I just arrived in Tokyo, joining the Met Opera Orchestra on their Japan tour. (I'm just as surprised as you are, trust me.) I'll be posting several times during my tent days here, as I experience for the first time a professional orchestra on tour. This will also be my first solo trip to Japan (discounting the 600 or so other musicians and crew members, of course.)
This first post, however will not be about the experience, but about the music. As you might expect, my preparation for this gig involves not just practicing, but also listening to recordings and studying the score. During the long flight from San Francisco to Narita Airport, I settled down with Puccini's La Boheme. Since I've listened to this opera dozens of times, I knew what to expect. As Mimi and Rodolfo uttered their last words to one another, I stoicly followed along in the score. I reached the penultimate page, moved but still composed. I turn the page.
"Coraggio!" shouts Marcello, and I am no longer composed. What?

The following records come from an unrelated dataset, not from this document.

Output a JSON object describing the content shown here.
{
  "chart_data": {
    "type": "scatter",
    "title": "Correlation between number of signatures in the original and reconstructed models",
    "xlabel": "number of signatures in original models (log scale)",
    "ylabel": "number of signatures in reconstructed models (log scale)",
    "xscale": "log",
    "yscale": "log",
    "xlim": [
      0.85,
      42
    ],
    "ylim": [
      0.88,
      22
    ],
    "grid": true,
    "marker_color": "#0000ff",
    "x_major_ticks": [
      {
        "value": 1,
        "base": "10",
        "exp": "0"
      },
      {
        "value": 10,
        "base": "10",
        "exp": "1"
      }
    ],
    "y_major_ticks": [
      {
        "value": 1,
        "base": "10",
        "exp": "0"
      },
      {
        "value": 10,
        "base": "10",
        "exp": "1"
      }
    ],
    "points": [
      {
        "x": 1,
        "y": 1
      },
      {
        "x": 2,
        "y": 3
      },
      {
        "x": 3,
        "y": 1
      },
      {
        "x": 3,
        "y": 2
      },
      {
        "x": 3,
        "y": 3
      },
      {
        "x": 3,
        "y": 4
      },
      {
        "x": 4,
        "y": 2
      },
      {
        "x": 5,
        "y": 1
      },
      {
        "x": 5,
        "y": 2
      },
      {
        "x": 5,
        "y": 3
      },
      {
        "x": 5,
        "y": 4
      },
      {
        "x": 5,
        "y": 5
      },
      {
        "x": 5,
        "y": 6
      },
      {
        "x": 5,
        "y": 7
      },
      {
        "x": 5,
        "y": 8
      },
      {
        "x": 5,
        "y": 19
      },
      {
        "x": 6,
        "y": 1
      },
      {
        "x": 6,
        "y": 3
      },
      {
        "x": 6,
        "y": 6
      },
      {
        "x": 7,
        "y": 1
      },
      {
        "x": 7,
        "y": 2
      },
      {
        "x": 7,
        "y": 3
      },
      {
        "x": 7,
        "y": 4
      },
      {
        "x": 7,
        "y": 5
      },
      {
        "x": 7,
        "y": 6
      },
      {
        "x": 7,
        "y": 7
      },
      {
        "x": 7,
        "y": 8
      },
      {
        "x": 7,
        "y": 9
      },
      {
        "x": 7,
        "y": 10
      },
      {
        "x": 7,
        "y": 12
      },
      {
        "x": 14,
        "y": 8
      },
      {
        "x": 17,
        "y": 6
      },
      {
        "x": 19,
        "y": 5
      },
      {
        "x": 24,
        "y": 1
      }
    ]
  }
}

The music and the story themselves are tragic. Rodolfo's cries of "Mimi" are heartwrenching. For me, however, it is the single word Coraggio, not sung but spoken, that pushes me over the edge. Marcello's support emphasizes the collapse that follows, and it reminds me that this is not "just" art; this is life. Life is what art is all about.
Coraggio is why Puccini, more than any other composer, moves me to tears.